Insgesamt fällt auf, dass die Ergebnisse in den jeweils drei getesteten Filialen eines Unternehmens stark variieren können. Oft besteht kein einheitlicher Beratungs- und Versorgungsstandard. Eine Iffland-Filiale erreichte bei der Bedarfsanalyse den besten Wert aller Filialen, bei einer anderen den schlechtesten. Bei Testsieger Seifert lagen die Einzelleistungen in allen drei getesteten Filialen auf befriedigendem oder gutem Niveau.
Schwarzmalen und Schönfärben
Zu den Daten, die die Akustiker zur Hörfähigkeit ohne Hörgerät und zum Hörergebnis nach Erstanpassung der Hörgeräte ermittelten, führten wir Kontrollmessungen durch. Die Messungen zeigen zwei Trends: Einerseits wurde die Hörfähigkeit ohne Hörgerät von den Akustikern tendenziell schlechter gemessen, als sie tatsächlich war. Andererseits stellten sie die Hörfähigkeit mit den Hörgeräten in den Berichten oft besser dar.
Nicht immer war gegenüber der Situation ohne Hörgerät in den Frequenzbereichen, die für die Hörstörung relevant sind, eine Verbesserung durch die Versorgung festzustellen, in zwei Fällen sogar eine Verschlechterung. Hat ein Schwerhöriger ein Hörgerät erst kurze Zeit in Betrieb, kann es vorkommen, dass sich das Sprachverstehen nicht gleich verbessert. Ein schlechteres Verstehen dürfte nach einer sachkundigen Hörgeräteversorgung aber nicht auftreten. Es kam bei Autec aber in einem Fall sogar auf beiden Ohren zu einer leichten Verschlechterung. Auffällig ist auch die Häufung unpräziser Ton- und Sprachaudiogramme, was Schwächen im Versorgungsablauf zeigt und eine gewisse Oberflächlichkeit bei deren Durchführung.

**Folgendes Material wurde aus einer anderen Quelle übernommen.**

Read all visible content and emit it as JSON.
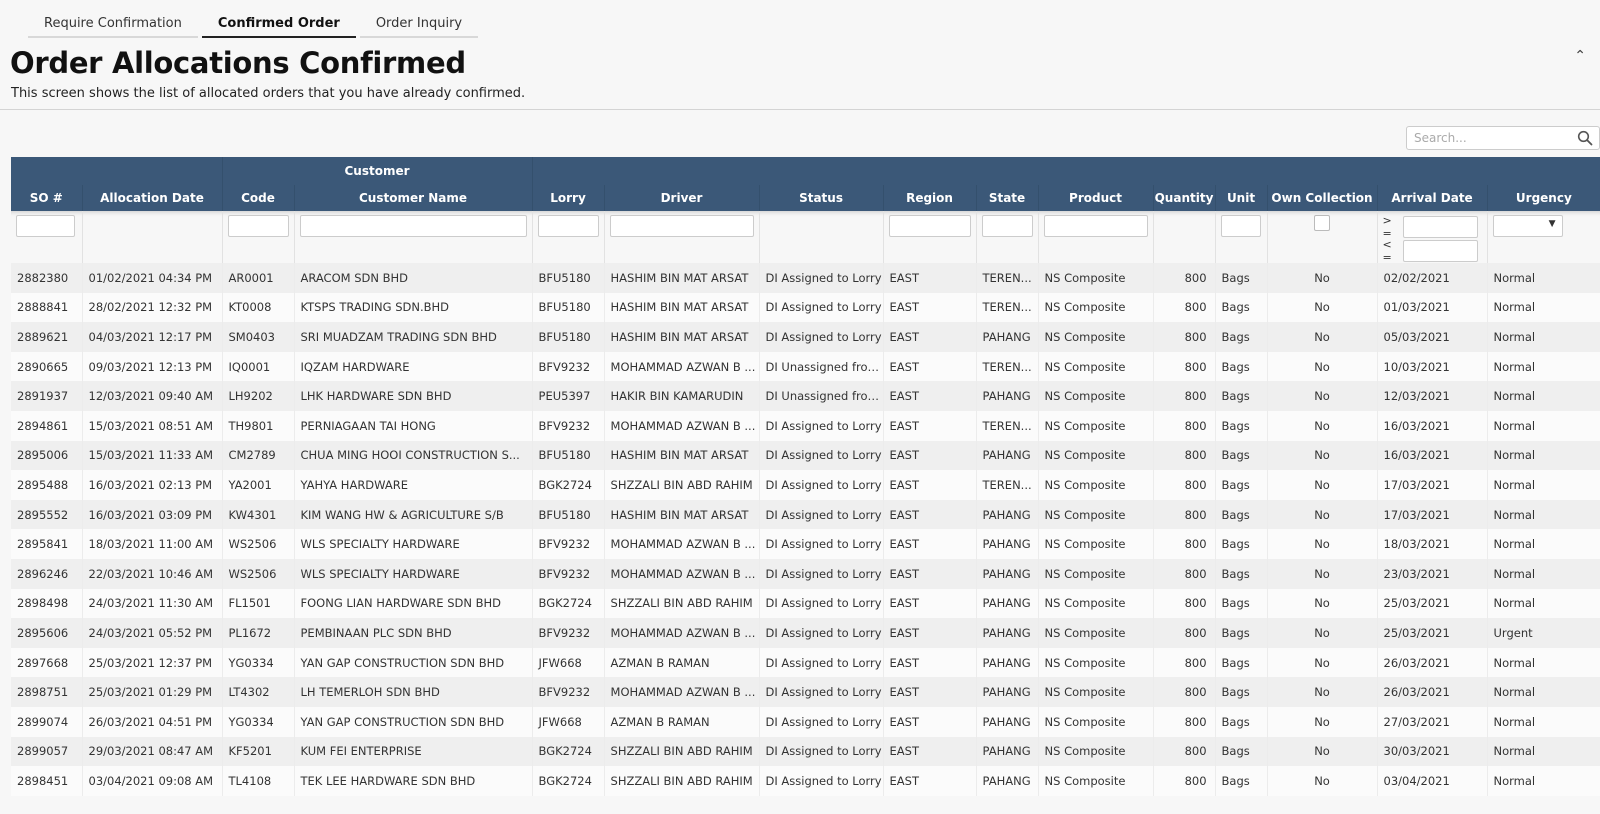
{
  "tabs": [
    {
      "label": "Require Confirmation"
    },
    {
      "label": "Confirmed Order"
    },
    {
      "label": "Order Inquiry"
    }
  ],
  "page": {
    "title": "Order Allocations Confirmed",
    "description": "This screen shows the list of allocated orders that you have already confirmed."
  },
  "search": {
    "placeholder": "Search..."
  },
  "icons": {
    "search": "search-icon",
    "collapse": "chevron-up-icon",
    "dropdown": "caret-down-icon"
  },
  "colors": {
    "header_bg": "#3b5878",
    "row_odd": "#efefef",
    "row_even": "#fbfbfb"
  },
  "table": {
    "group_header": "Customer",
    "columns": [
      "SO #",
      "Allocation Date",
      "Code",
      "Customer Name",
      "Lorry",
      "Driver",
      "Status",
      "Region",
      "State",
      "Product",
      "Quantity",
      "Unit",
      "Own Collection",
      "Arrival Date",
      "Urgency"
    ],
    "date_filter": {
      "gte_label": "> =",
      "lte_label": "< ="
    },
    "rows": [
      [
        "2882380",
        "01/02/2021 04:34 PM",
        "AR0001",
        "ARACOM SDN BHD",
        "BFU5180",
        "HASHIM BIN MAT ARSAT",
        "DI Assigned to Lorry",
        "EAST",
        "TEREN...",
        "NS Composite",
        "800",
        "Bags",
        "No",
        "02/02/2021",
        "Normal"
      ],
      [
        "2888841",
        "28/02/2021 12:32 PM",
        "KT0008",
        "KTSPS TRADING SDN.BHD",
        "BFU5180",
        "HASHIM BIN MAT ARSAT",
        "DI Assigned to Lorry",
        "EAST",
        "TEREN...",
        "NS Composite",
        "800",
        "Bags",
        "No",
        "01/03/2021",
        "Normal"
      ],
      [
        "2889621",
        "04/03/2021 12:17 PM",
        "SM0403",
        "SRI MUADZAM TRADING SDN BHD",
        "BFU5180",
        "HASHIM BIN MAT ARSAT",
        "DI Assigned to Lorry",
        "EAST",
        "PAHANG",
        "NS Composite",
        "800",
        "Bags",
        "No",
        "05/03/2021",
        "Normal"
      ],
      [
        "2890665",
        "09/03/2021 12:13 PM",
        "IQ0001",
        "IQZAM HARDWARE",
        "BFV9232",
        "MOHAMMAD AZWAN B ...",
        "DI Unassigned from...",
        "EAST",
        "TEREN...",
        "NS Composite",
        "800",
        "Bags",
        "No",
        "10/03/2021",
        "Normal"
      ],
      [
        "2891937",
        "12/03/2021 09:40 AM",
        "LH9202",
        "LHK HARDWARE SDN BHD",
        "PEU5397",
        "HAKIR BIN KAMARUDIN",
        "DI Unassigned from...",
        "EAST",
        "PAHANG",
        "NS Composite",
        "800",
        "Bags",
        "No",
        "12/03/2021",
        "Normal"
      ],
      [
        "2894861",
        "15/03/2021 08:51 AM",
        "TH9801",
        "PERNIAGAAN TAI HONG",
        "BFV9232",
        "MOHAMMAD AZWAN B ...",
        "DI Assigned to Lorry",
        "EAST",
        "TEREN...",
        "NS Composite",
        "800",
        "Bags",
        "No",
        "16/03/2021",
        "Normal"
      ],
      [
        "2895006",
        "15/03/2021 11:33 AM",
        "CM2789",
        "CHUA MING HOOI CONSTRUCTION S...",
        "BFU5180",
        "HASHIM BIN MAT ARSAT",
        "DI Assigned to Lorry",
        "EAST",
        "PAHANG",
        "NS Composite",
        "800",
        "Bags",
        "No",
        "16/03/2021",
        "Normal"
      ],
      [
        "2895488",
        "16/03/2021 02:13 PM",
        "YA2001",
        "YAHYA HARDWARE",
        "BGK2724",
        "SHZZALI BIN ABD RAHIM",
        "DI Assigned to Lorry",
        "EAST",
        "TEREN...",
        "NS Composite",
        "800",
        "Bags",
        "No",
        "17/03/2021",
        "Normal"
      ],
      [
        "2895552",
        "16/03/2021 03:09 PM",
        "KW4301",
        "KIM WANG HW & AGRICULTURE S/B",
        "BFU5180",
        "HASHIM BIN MAT ARSAT",
        "DI Assigned to Lorry",
        "EAST",
        "PAHANG",
        "NS Composite",
        "800",
        "Bags",
        "No",
        "17/03/2021",
        "Normal"
      ],
      [
        "2895841",
        "18/03/2021 11:00 AM",
        "WS2506",
        "WLS SPECIALTY HARDWARE",
        "BFV9232",
        "MOHAMMAD AZWAN B ...",
        "DI Assigned to Lorry",
        "EAST",
        "PAHANG",
        "NS Composite",
        "800",
        "Bags",
        "No",
        "18/03/2021",
        "Normal"
      ],
      [
        "2896246",
        "22/03/2021 10:46 AM",
        "WS2506",
        "WLS SPECIALTY HARDWARE",
        "BFV9232",
        "MOHAMMAD AZWAN B ...",
        "DI Assigned to Lorry",
        "EAST",
        "PAHANG",
        "NS Composite",
        "800",
        "Bags",
        "No",
        "23/03/2021",
        "Normal"
      ],
      [
        "2898498",
        "24/03/2021 11:30 AM",
        "FL1501",
        "FOONG LIAN HARDWARE SDN BHD",
        "BGK2724",
        "SHZZALI BIN ABD RAHIM",
        "DI Assigned to Lorry",
        "EAST",
        "PAHANG",
        "NS Composite",
        "800",
        "Bags",
        "No",
        "25/03/2021",
        "Normal"
      ],
      [
        "2895606",
        "24/03/2021 05:52 PM",
        "PL1672",
        "PEMBINAAN PLC SDN BHD",
        "BFV9232",
        "MOHAMMAD AZWAN B ...",
        "DI Assigned to Lorry",
        "EAST",
        "PAHANG",
        "NS Composite",
        "800",
        "Bags",
        "No",
        "25/03/2021",
        "Urgent"
      ],
      [
        "2897668",
        "25/03/2021 12:37 PM",
        "YG0334",
        "YAN GAP CONSTRUCTION SDN BHD",
        "JFW668",
        "AZMAN B RAMAN",
        "DI Assigned to Lorry",
        "EAST",
        "PAHANG",
        "NS Composite",
        "800",
        "Bags",
        "No",
        "26/03/2021",
        "Normal"
      ],
      [
        "2898751",
        "25/03/2021 01:29 PM",
        "LT4302",
        "LH TEMERLOH SDN BHD",
        "BFV9232",
        "MOHAMMAD AZWAN B ...",
        "DI Assigned to Lorry",
        "EAST",
        "PAHANG",
        "NS Composite",
        "800",
        "Bags",
        "No",
        "26/03/2021",
        "Normal"
      ],
      [
        "2899074",
        "26/03/2021 04:51 PM",
        "YG0334",
        "YAN GAP CONSTRUCTION SDN BHD",
        "JFW668",
        "AZMAN B RAMAN",
        "DI Assigned to Lorry",
        "EAST",
        "PAHANG",
        "NS Composite",
        "800",
        "Bags",
        "No",
        "27/03/2021",
        "Normal"
      ],
      [
        "2899057",
        "29/03/2021 08:47 AM",
        "KF5201",
        "KUM FEI ENTERPRISE",
        "BGK2724",
        "SHZZALI BIN ABD RAHIM",
        "DI Assigned to Lorry",
        "EAST",
        "PAHANG",
        "NS Composite",
        "800",
        "Bags",
        "No",
        "30/03/2021",
        "Normal"
      ],
      [
        "2898451",
        "03/04/2021 09:08 AM",
        "TL4108",
        "TEK LEE HARDWARE SDN BHD",
        "BGK2724",
        "SHZZALI BIN ABD RAHIM",
        "DI Assigned to Lorry",
        "EAST",
        "PAHANG",
        "NS Composite",
        "800",
        "Bags",
        "No",
        "03/04/2021",
        "Normal"
      ]
    ]
  }
}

Ein Tester war mit seinem Hörgerät „eher zufrieden“, obwohl bei ihm im Sprachverstehenstest im Störschall im Vergleich zum Zustand ohne Hörgerät keine Verbesserung festgestellt wurde. In dem Fall hätte eine Kasse die Kosten für das Hörgerät noch nicht übernommen. Ist die Schwerhörigkeit eindeutig belegt, aber der Erfolg nach der Hörgeräteanpassung nicht hinreichend festzustellen, wird dem Patienten meist noch Zeit zur Eingewöhnung gegeben und dem Akustiker Gelegenheit, die Anpassung zu verbessern.
Herausfiltern bleibt ein Problem
Der Hörgeräteakustiker muss oft zwischen der optimalen akustischen Versorgung und dem abwägen, was für Patienten ästhetisch akzeptabel ist. Für sie zählen auch optische Aspekte. Viele bevorzugen Minigeräte. Die aber sind häufig nicht genügend leistungsstark – und sie bieten bei einer weiteren Hörverschlechterung auch keine „Hörreserve“ mehr.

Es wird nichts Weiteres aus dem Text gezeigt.